Gears of War 4 wyznaczy nowy kierunek dla serii - przekonują twórcy

Możliwa kolejna trylogia.

Przedstawiciele studia The Coalition w rozmowie z serwisem Game Informer zdradzili kilka interesujących szczegółów na temat przyszłości serii Gears of War. Czwarta część ma być podwalinami pod nową trylogię.

- Postanowiliśmy pójść do przodu, tworząc fundamenty nie tylko pod nową trylogię, ale znacznie większe uniwersum - tłumaczy Chuck Osieja, dyrektor kreatywny Gears of War 4.

Rod Fergusson - szef studia - wyjaśnił, że jego zespół rozważał umieszczenie przygody w zupełnie nowym środowisku. Ostatecznie zwyciężyła jednak chęć odwiedzenia starych i znanych miejsc na planecie Sera.
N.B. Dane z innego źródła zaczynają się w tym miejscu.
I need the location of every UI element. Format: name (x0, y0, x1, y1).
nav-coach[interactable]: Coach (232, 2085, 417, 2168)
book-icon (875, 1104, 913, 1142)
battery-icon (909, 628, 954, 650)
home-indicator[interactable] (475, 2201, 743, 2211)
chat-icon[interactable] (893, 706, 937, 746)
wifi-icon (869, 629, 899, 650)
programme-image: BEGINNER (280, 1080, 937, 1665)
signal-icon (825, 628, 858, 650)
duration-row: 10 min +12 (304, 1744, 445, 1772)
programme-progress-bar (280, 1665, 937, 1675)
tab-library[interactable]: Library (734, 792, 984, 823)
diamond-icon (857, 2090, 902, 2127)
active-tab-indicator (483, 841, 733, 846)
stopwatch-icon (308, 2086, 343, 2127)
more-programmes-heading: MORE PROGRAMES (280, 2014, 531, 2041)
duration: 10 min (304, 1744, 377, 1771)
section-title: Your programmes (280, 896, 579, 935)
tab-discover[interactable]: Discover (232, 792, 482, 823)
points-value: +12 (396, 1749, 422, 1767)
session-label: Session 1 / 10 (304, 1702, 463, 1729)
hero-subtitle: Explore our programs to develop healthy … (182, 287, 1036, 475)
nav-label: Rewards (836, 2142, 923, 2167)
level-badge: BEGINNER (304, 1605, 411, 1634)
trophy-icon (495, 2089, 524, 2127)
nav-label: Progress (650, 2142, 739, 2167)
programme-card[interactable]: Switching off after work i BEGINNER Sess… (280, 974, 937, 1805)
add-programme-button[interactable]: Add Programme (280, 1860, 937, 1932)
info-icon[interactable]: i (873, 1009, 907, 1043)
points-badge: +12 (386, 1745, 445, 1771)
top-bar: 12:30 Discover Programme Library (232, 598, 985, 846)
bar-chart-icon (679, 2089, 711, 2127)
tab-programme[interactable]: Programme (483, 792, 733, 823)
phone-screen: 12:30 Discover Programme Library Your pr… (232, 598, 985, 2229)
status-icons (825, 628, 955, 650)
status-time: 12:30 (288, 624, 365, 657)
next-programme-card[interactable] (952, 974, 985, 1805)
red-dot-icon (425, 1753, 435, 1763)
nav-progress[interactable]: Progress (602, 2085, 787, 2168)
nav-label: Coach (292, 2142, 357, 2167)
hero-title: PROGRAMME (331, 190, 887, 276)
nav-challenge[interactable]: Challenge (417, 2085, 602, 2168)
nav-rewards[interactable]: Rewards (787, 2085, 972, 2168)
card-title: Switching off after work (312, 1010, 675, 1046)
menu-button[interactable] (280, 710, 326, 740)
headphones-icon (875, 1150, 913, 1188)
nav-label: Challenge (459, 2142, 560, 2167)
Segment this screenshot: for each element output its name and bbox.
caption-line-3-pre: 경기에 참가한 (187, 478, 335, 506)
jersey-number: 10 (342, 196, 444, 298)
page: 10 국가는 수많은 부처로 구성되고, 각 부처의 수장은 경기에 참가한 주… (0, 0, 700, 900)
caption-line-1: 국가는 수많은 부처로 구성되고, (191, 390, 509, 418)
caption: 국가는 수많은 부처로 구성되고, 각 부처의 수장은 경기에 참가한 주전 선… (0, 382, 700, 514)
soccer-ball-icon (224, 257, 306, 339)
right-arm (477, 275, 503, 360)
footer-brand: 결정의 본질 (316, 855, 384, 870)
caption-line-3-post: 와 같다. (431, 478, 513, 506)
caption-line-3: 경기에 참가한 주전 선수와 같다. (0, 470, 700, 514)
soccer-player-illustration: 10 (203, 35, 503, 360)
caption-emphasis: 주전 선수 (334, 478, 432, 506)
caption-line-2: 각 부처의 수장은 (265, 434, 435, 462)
Nie chciano jednak powielać poprzednich części, dlatego zdecydowano się na „nową generację bohaterów”, z synem Marcusa Feniksa na czele.

Fergusson zdradził, że w przeciwieństwie do poprzedniej trylogii, w Gears of War 4 nie rozpoczynamy jako część dużej armii. JD - główny bohater - i jego przyjaciele działają na własną rękę.

- Są wyrzutkami, czymś w rodzaju odłamu frakcji, który nie chce żyć pod zwierzchnictwem wojska. COG jest dla nas adwersarzem. Nie nazwałbym go jednak wrogiem, to zbyt mocne słowo - wyjaśnia.

Historia w czwórce będzie się rozgrywać w przeciągu jednej nocy. Rozpocznie się po południu, a zakończy nad ranem. Trójka bohaterów będzie musiała odnaleźć matkę Kate, przyjaciółki JD. To opowieść „o przetrwaniu nocy w lesie”.

Gears of War 4 zaoferuje rozgrywkę w kooperacji - lokalnie i przez sieć - dla maksymalnie dwóch osób. W poprzednich odsłonach jednocześnie mogła się bawić czwórka znajomych.

Strzelanka TPP powstaje z myślą o konsoli Xbox One, choć deweloperzy nie wykluczają wersji PC. W kwietniu ruszą testy beta trybu wieloosobowego.